Thursday, 26 July 2007

"Cloverfield" has a poster

Hey, look! I'm blogging about "Cloverfield." I feel so... "in." ;)

Anyway...

The best movie poster of 2007 was/is the initial teaser poster for "D-War" (aka "Dragon Wars" now.) Now, while it doesn't even have an official title yet ("Cloverfield" is a code-name) JJ Abrams mysterious "giant monster attacks Manhattan as seen by people with camcorders" movie already has the early lead as the best poster of 2008:

Photo Sharing and Video Hosting at Photobucket

First thought: Whoa.

Second, longer thought: Umm... wow. Does that shot sorta... I dunno, REMIND anyone of anything? Something like this, for example:

Photo Sharing and Video Hosting at Photobucket

The similarity seems to either be intentional or at least unnavoidable. In fact, I can easily imagine some NYC theatre locations not wanting to put it up. Now, Michael Bay can get away with it when he claims that he doesn't think of 911 when crafting city-destruction scenes because, well, Michael Bay was born without a human soul. But Abrams and company, being both human and extremely insightful about humanity, MUST have either intended the analogous gut-punch this poster provides or at least recognized it and decided it was appropriate. I'm now even more strongly thinking what I was only considering when the blurry "spy" shots of this first appeared: Is this the real key to what this mystery-movie actually is?

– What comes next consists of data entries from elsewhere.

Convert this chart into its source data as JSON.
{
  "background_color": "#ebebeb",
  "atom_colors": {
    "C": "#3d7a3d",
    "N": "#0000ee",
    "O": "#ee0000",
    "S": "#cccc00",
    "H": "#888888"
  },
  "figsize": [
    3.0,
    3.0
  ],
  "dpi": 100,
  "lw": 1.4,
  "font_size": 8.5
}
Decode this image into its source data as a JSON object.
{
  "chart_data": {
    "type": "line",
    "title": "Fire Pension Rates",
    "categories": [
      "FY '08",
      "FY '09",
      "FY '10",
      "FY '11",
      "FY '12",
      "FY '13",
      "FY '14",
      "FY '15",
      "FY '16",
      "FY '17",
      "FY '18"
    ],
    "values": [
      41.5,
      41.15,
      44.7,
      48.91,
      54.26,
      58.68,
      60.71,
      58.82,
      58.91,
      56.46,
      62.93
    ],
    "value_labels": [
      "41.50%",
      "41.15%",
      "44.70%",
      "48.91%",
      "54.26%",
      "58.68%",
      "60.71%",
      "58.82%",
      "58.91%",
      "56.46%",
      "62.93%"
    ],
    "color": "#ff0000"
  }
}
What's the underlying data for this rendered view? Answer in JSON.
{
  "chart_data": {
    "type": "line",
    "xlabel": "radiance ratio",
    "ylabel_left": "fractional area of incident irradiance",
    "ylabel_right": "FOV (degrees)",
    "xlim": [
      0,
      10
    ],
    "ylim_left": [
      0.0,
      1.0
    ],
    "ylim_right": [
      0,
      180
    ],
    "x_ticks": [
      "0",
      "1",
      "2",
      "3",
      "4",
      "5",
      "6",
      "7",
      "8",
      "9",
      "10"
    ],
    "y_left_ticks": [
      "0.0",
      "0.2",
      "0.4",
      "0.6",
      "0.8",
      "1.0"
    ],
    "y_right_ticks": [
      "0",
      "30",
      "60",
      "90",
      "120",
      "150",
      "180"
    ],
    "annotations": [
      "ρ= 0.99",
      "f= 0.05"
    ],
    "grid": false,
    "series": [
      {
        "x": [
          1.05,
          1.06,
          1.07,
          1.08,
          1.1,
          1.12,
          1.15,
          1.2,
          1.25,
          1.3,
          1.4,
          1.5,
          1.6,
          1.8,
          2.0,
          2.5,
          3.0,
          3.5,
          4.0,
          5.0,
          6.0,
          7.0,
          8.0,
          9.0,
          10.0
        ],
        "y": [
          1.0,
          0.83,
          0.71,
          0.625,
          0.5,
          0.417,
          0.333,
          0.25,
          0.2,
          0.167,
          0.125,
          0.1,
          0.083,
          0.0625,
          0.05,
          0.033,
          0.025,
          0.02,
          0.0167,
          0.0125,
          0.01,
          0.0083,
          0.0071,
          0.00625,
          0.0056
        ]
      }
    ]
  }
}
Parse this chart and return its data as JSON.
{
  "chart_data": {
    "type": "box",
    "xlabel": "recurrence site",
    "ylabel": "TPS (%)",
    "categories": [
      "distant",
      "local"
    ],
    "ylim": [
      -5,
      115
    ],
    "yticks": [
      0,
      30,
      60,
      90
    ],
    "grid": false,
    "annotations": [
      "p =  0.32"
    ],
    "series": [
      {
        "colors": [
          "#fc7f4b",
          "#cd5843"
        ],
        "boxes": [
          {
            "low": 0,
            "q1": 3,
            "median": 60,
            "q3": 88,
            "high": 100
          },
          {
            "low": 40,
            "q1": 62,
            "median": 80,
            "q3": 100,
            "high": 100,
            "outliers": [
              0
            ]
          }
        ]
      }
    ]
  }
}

Any monster movie lover worth his salt will tell you that the original "Gojira," ("Godzilla: King of the Monsters,") the giant-monster-attacks-city movie by which all others MUST be judged, is in large part so effective because of it's broader metaphoric meaning: It was a bombing-of-Hiroshima movie with a massive irradiated dinosaur standing in for the Enola Gay's atomic payload. Japan made THE rampaging-behemoth movie because they were able to draw on the recent memory of what it was ACTUALLY LIKE to feel the ground shake and see buildings turned to ash by sudden, unnamable force.

The 1998 American remake failed in no small part, by contrast, because of how little weight and meaning it's carnage had. Don't believe me? Go back NOW and try not to cringe at how flippant it is in it's playful trashing of the Big Apple ("Wheee! There goes the Met Life building!") and then remember that, in 1998, WE (Americans) had no shared national experience to draw on when imagining a metropolis crumbling under what seems like the wrath of a god. But that was 1998, and as photo #2 should remind you: Now we do.

So, is THAT the idea here? If "Gojira" was Hiroshima with a monster standing in for The Bomb, is THIS going to be 9-11 with a monster standing in for Mohammed Atta? Given that camcorder and news footage is how the majority of the country "experienced" the WTC attack, and that that's how we'll "experience" the events of Abrams' film, I'm definately intrigued.